13. The computing system of claim 11, wherein the instructions further cause the one or more processors to:
receive an activity log for at least the portion of the content being presented in the active play mode; and
apply the machine learning model to the activity log to intelligently determine the determined request.
14. The computing system of claim 13, wherein the at least one input includes one or more of the indication of the request from the user and the indication of the determined request, wherein the instructions further cause the one or more processors to:
responsive to receiving the at least one input, determine whether to transition the active play mode to a content finder mode instead of the content creation mode;
responsive to determining to transition the active play mode to the content finder mode instead of the content creation mode, perform, using the machine learning model, the search for the other content that is associated with at least the portion of the content; and
transition the active play mode to the content finder mode.
15. The computing system of claim 14, wherein to transition the active play mode to the content finder mode, the instructions further cause the one or more processors to:
generate, based on the search, instructions for displaying the content being presented in the active play mode concurrently with at least a portion of the other content.
16. The computing system of claim 10, wherein to perform the search for the other content that is associated with at least the portion of the content, the instructions further cause the one or more processors to:
generate, based on the at least one input, a prompt; and
perform, using the machine learning model, the search for the other content based on the prompt.
17. The computing system of claim 10, wherein the instructions further cause the one or more processors to:
responsive to transitioning the active play mode to the content creation mode, retrieve captured content; and
store the captured content in a memory.
18. The computing system of claim 17, wherein the instructions further cause the one or more processors to:
prior to storing the captured content in the memory, generate instructions for displaying the content being presented in the active play mode concurrently with the captured content.
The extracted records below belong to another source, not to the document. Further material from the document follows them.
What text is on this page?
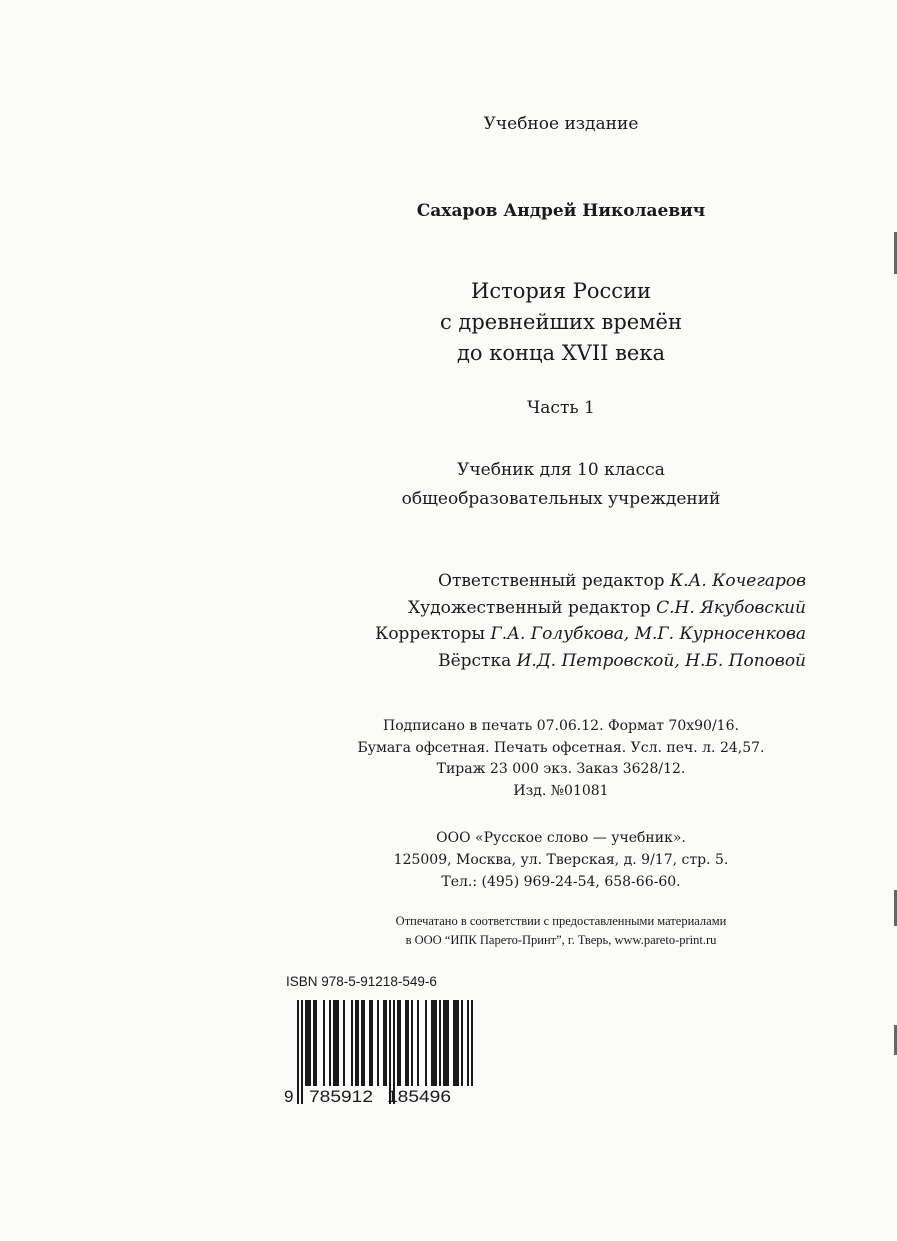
Учебное издание
Сахаров Андрей Николаевич
История России
с древнейших времён
до конца XVII века
Часть 1
Учебник для 10 класса
общеобразовательных учреждений
Ответственный редактор К.А. Кочегаров
Художественный редактор С.Н. Якубовский
Корректоры Г.А. Голубкова, М.Г. Курносенкова
Вёрстка И.Д. Петровской, Н.Б. Поповой
Подписано в печать 07.06.12. Формат 70х90/16.
Бумага офсетная. Печать офсетная. Усл. печ. л. 24,57.
Тираж 23 000 экз. Заказ 3628/12.
Изд. №01081
ООО «Русское слово — учебник».
125009, Москва, ул. Тверская, д. 9/17, стр. 5.
Тел.: (495) 969-24-54, 658-66-60.
Отпечатано в соответствии с предоставленными материалами
в ООО “ИПК Парето-Принт”, г. Тверь, www.pareto-print.ru
ISBN 978-5-91218-549-6
9 785912 185496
19. A non-transitory computer-readable storage medium encoded with instructions that, when executed by one or more processors, cause one or more processors to:
receive at least one input associated with content being presented in an active play mode;
responsive to receiving the at least one input, perform, using a machine learning model, a search for other content that is associated with at least a portion of the content being presented in the active play mode;
determine, based on the search, a level of representation for at least the portion of the content in the other content; and
responsive to determining the level of representation does not satisfy a threshold level of representation, transition the active play mode to a content creation mode.
20. The non-transitory computer-readable storage medium of claim 19, wherein the at least one input associated with the content being presented in the active play mode includes one or more of:
an indication of a request from a user,
an indication of a determined request,
an indication of a progress point in the content being presented in the active play mode,
context information associated with the content being presented in the active play mode, and
at least the portion of the content being presented in the active play mode.